Most retirees depend on Social Security for about half of their household retirement income. Pensions and retirement savings account for 16% of retirement household income, and other savings constitute 6%. The remaining 25% of average retirement household earnings comes from work, either from the retiree or another member of the household.

But here’s the rub: Social Security payments get larger the longer you wait to begin receiving checks. In fact, the average benefit rises by about 8% each year you delay until payments become mandatory at age 70. By leaving the workforce earlier than planned and starting Social Security, you bake in lower payments from the very income stream you’ll depend on most.

Longer Full-Time Careers May Not Be Possible for All

The obvious solution to low savings—hold on to your full-time job as long as possible—may ring hollow to some.

A recent University of Wisconsin research paper looks into what would happen if the early retirement age were raised from 62 to 64. According to the paper, blue collar workers would respond by working a bit longer but also applying for disability insurance in greater numbers. That means many people may not be capable of working longer, due to the stresses of a taxing job. Today half of blue collar workers apply for Social Security as soon as possible. By increasing the early retirement age by two years, 65% of blue collar workers would retire at 64 while disability insurance usage would rise by six percentage points.

That suggests many people have the capacity to keep working, at least a bit longer, if they were properly incentivized.

Non-Traditional Jobs for Retirement Security

A new study from Boston College shows just how powerful such motivation can be.

Take someone who is between 61 and 62, is way behind on their savings and stops working. Rather than being able to replace almost three-quarters of their pre-retirement income with Social Security, savings and the like—the amount estimated they’ll need to maintain their same standard of living—they’ll only be able to replace half, making it challenging to get by in retirement.

But if that person took a job, even if it offered no benefits—a so-called nontraditional job—and worked for six years, they’d be able to retire with income that replaced nearly 70% of their pre-retirement income, largely thanks to delaying claiming Social Security.

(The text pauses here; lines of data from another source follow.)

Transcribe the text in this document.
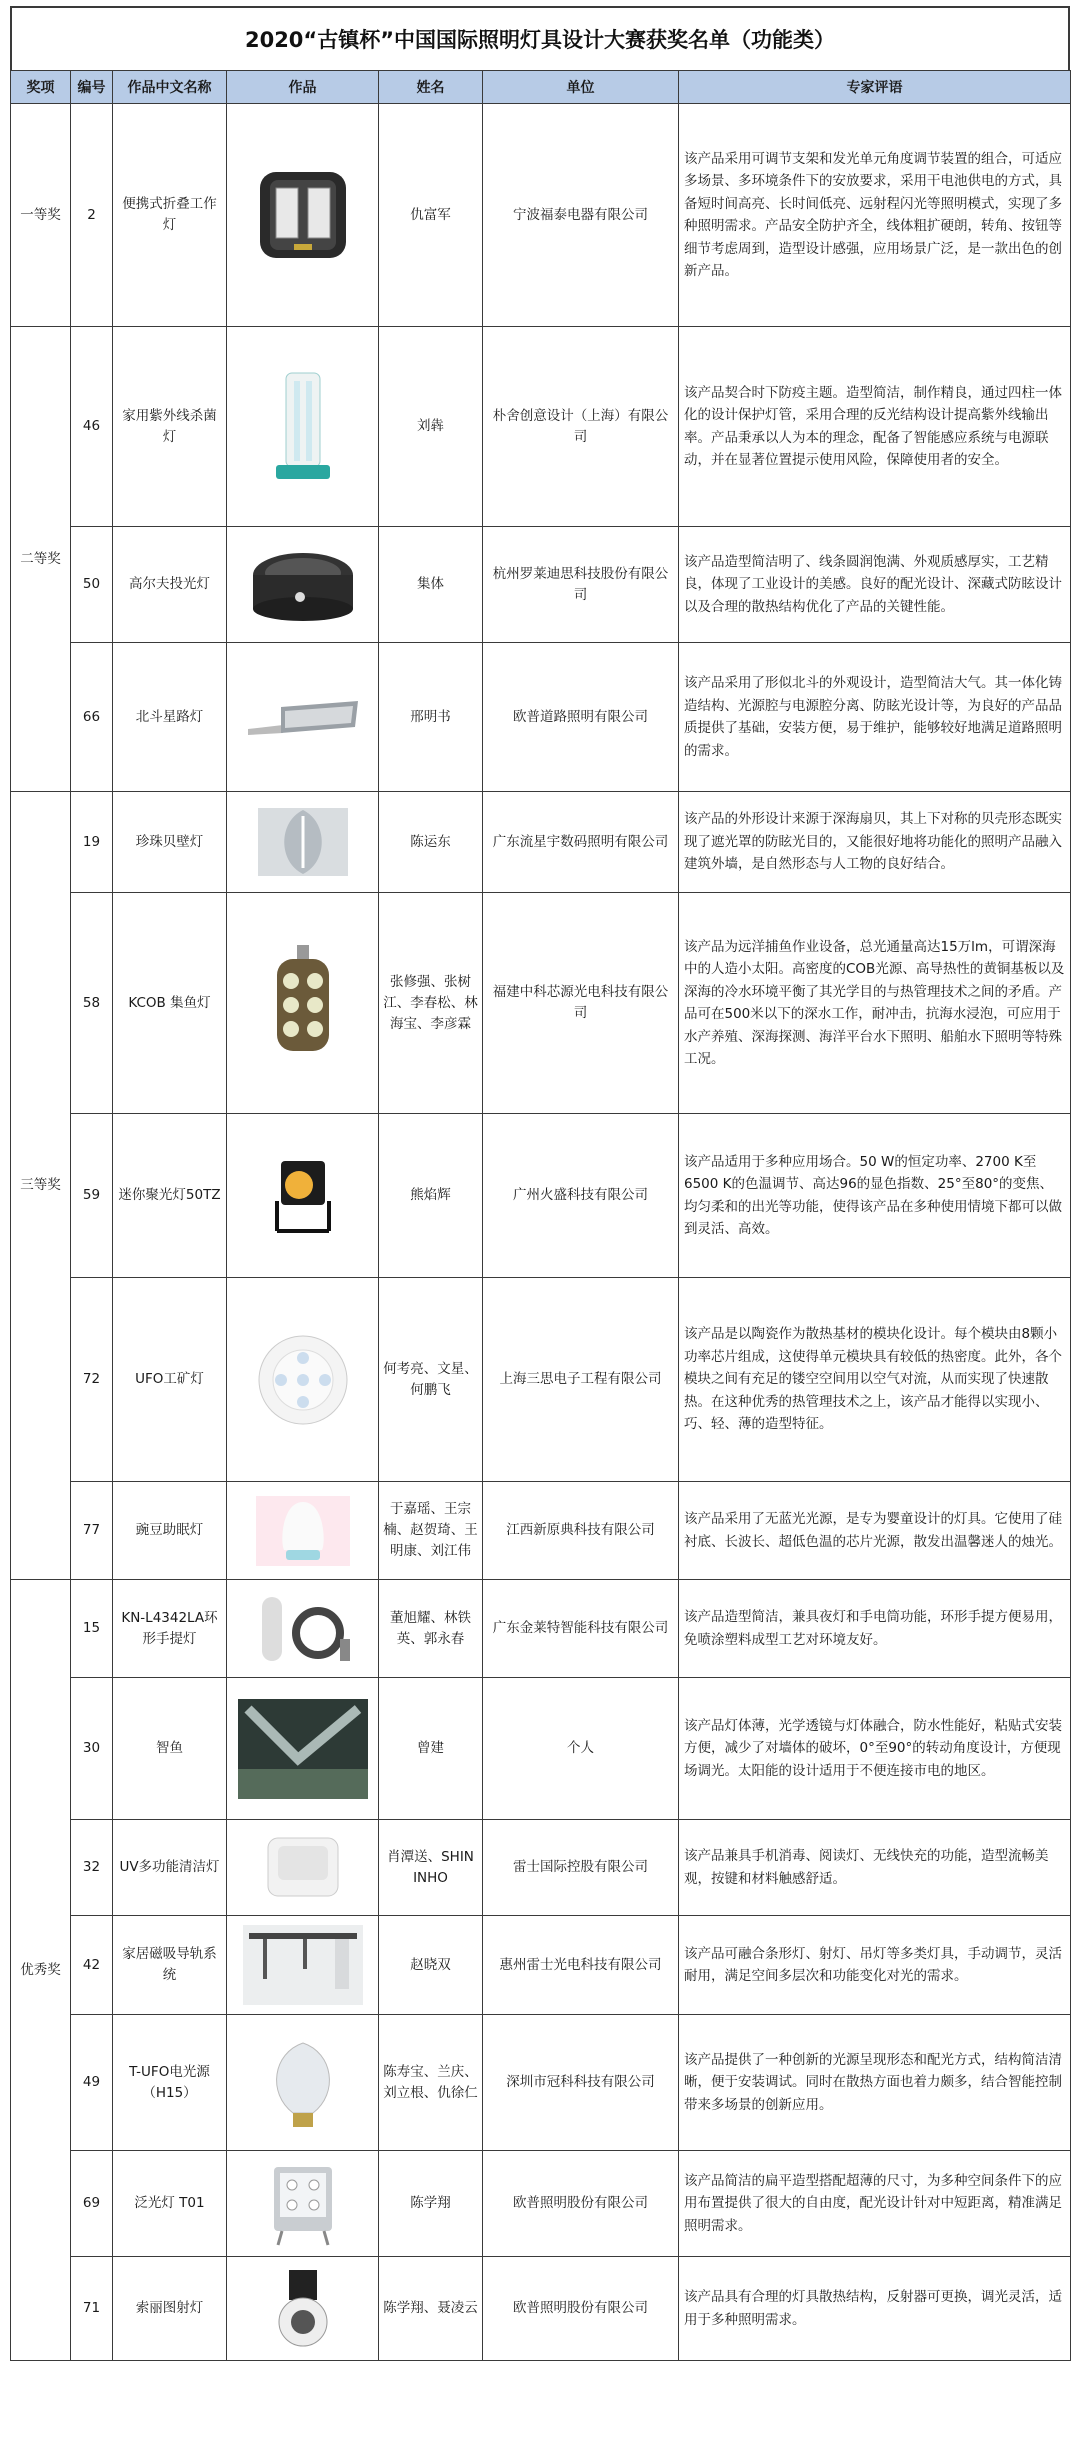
2020“古镇杯”中国国际照明灯具设计大赛获奖名单（功能类）
奖项	编号	作品中文名称	作品	姓名	单位	专家评语
一等奖	2	便携式折叠工作灯		仇富军	宁波福泰电器有限公司	该产品采用可调节支架和发光单元角度调节装置的组合，可适应多场景、多环境条件下的安放要求，采用干电池供电的方式，具备短时间高亮、长时间低亮、远射程闪光等照明模式，实现了多种照明需求。产品安全防护齐全，线体粗扩硬朗，转角、按钮等细节考虑周到，造型设计感强，应用场景广泛，是一款出色的创新产品。
二等奖	46	家用紫外线杀菌灯		刘犇	朴舍创意设计（上海）有限公司	该产品契合时下防疫主题。造型简洁，制作精良，通过四柱一体化的设计保护灯管，采用合理的反光结构设计提高紫外线输出率。产品秉承以人为本的理念，配备了智能感应系统与电源联动，并在显著位置提示使用风险，保障使用者的安全。
	50	高尔夫投光灯		集体	杭州罗莱迪思科技股份有限公司	该产品造型简洁明了、线条圆润饱满、外观质感厚实，工艺精良，体现了工业设计的美感。良好的配光设计、深藏式防眩设计以及合理的散热结构优化了产品的关键性能。
	66	北斗星路灯		邢明书	欧普道路照明有限公司	该产品采用了形似北斗的外观设计，造型简洁大气。其一体化铸造结构、光源腔与电源腔分离、防眩光设计等，为良好的产品品质提供了基础，安装方便，易于维护，能够较好地满足道路照明的需求。
三等奖	19	珍珠贝壁灯		陈运东	广东流星宇数码照明有限公司	该产品的外形设计来源于深海扇贝，其上下对称的贝壳形态既实现了遮光罩的防眩光目的，又能很好地将功能化的照明产品融入建筑外墙，是自然形态与人工物的良好结合。
	58	KCOB 集鱼灯		张修强、张树江、李春松、林海宝、李彦霖	福建中科芯源光电科技有限公司	该产品为远洋捕鱼作业设备，总光通量高达15万lm，可谓深海中的人造小太阳。高密度的COB光源、高导热性的黄铜基板以及深海的冷水环境平衡了其光学目的与热管理技术之间的矛盾。产品可在500米以下的深水工作，耐冲击，抗海水浸泡，可应用于水产养殖、深海探测、海洋平台水下照明、船舶水下照明等特殊工况。
	59	迷你聚光灯50TZ		熊焰辉	广州火盛科技有限公司	该产品适用于多种应用场合。50 W的恒定功率、2700 K至6500 K的色温调节、高达96的显色指数、25°至80°的变焦、均匀柔和的出光等功能，使得该产品在多种使用情境下都可以做到灵活、高效。
	72	UFO工矿灯		何考亮、文星、何鹏飞	上海三思电子工程有限公司	该产品是以陶瓷作为散热基材的模块化设计。每个模块由8颗小功率芯片组成，这使得单元模块具有较低的热密度。此外，各个模块之间有充足的镂空空间用以空气对流，从而实现了快速散热。在这种优秀的热管理技术之上，该产品才能得以实现小、巧、轻、薄的造型特征。
	77	豌豆助眠灯		于嘉瑶、王宗楠、赵贺琦、王明康、刘江伟	江西新原典科技有限公司	该产品采用了无蓝光光源，是专为婴童设计的灯具。它使用了硅衬底、长波长、超低色温的芯片光源，散发出温馨迷人的烛光。
优秀奖	15	KN-L4342LA环形手提灯		董旭耀、林铁英、郭永春	广东金莱特智能科技有限公司	该产品造型简洁，兼具夜灯和手电筒功能，环形手提方便易用，免喷涂塑料成型工艺对环境友好。
	30	智鱼		曾建	个人	该产品灯体薄，光学透镜与灯体融合，防水性能好，粘贴式安装方便，减少了对墙体的破坏，0°至90°的转动角度设计，方便现场调光。太阳能的设计适用于不便连接市电的地区。
	32	UV多功能清洁灯		肖潭送、SHIN INHO	雷士国际控股有限公司	该产品兼具手机消毒、阅读灯、无线快充的功能，造型流畅美观，按键和材料触感舒适。
	42	家居磁吸导轨系统		赵晓双	惠州雷士光电科技有限公司	该产品可融合条形灯、射灯、吊灯等多类灯具，手动调节，灵活耐用，满足空间多层次和功能变化对光的需求。
	49	T-UFO电光源（H15）		陈寿宝、兰庆、刘立根、仇徐仁	深圳市冠科科技有限公司	该产品提供了一种创新的光源呈现形态和配光方式，结构简洁清晰，便于安装调试。同时在散热方面也着力颇多，结合智能控制带来多场景的创新应用。
	69	泛光灯 T01		陈学翔	欧普照明股份有限公司	该产品简洁的扁平造型搭配超薄的尺寸，为多种空间条件下的应用布置提供了很大的自由度，配光设计针对中短距离，精准满足照明需求。
	71	索丽图射灯		陈学翔、聂凌云	欧普照明股份有限公司	该产品具有合理的灯具散热结构，反射器可更换，调光灵活，适用于多种照明需求。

That means a burnt out accountant, sick of the daily grind, could still call it quits. Instead of hoping everything works out for the best, they could take a part-time gig, perhaps closer to home and with less stress. Maybe they could try freelancing. In any event, they have more options than they might realize.

“Workers who do not feel capable of maintaining their career job, or who desire more flexibility and autonomy, can take heart that even a nontraditional job can bring them closer to their retirement goals,” suggests the Boston College study.

Some will simply not be able to do even that. But others might, and if you can, it’s an amazing opportunity to make up for years of lost savings. It can mean staying in your home rather than moving in with your children.

By putting in an extra few years, you can gain decades of financial freedom.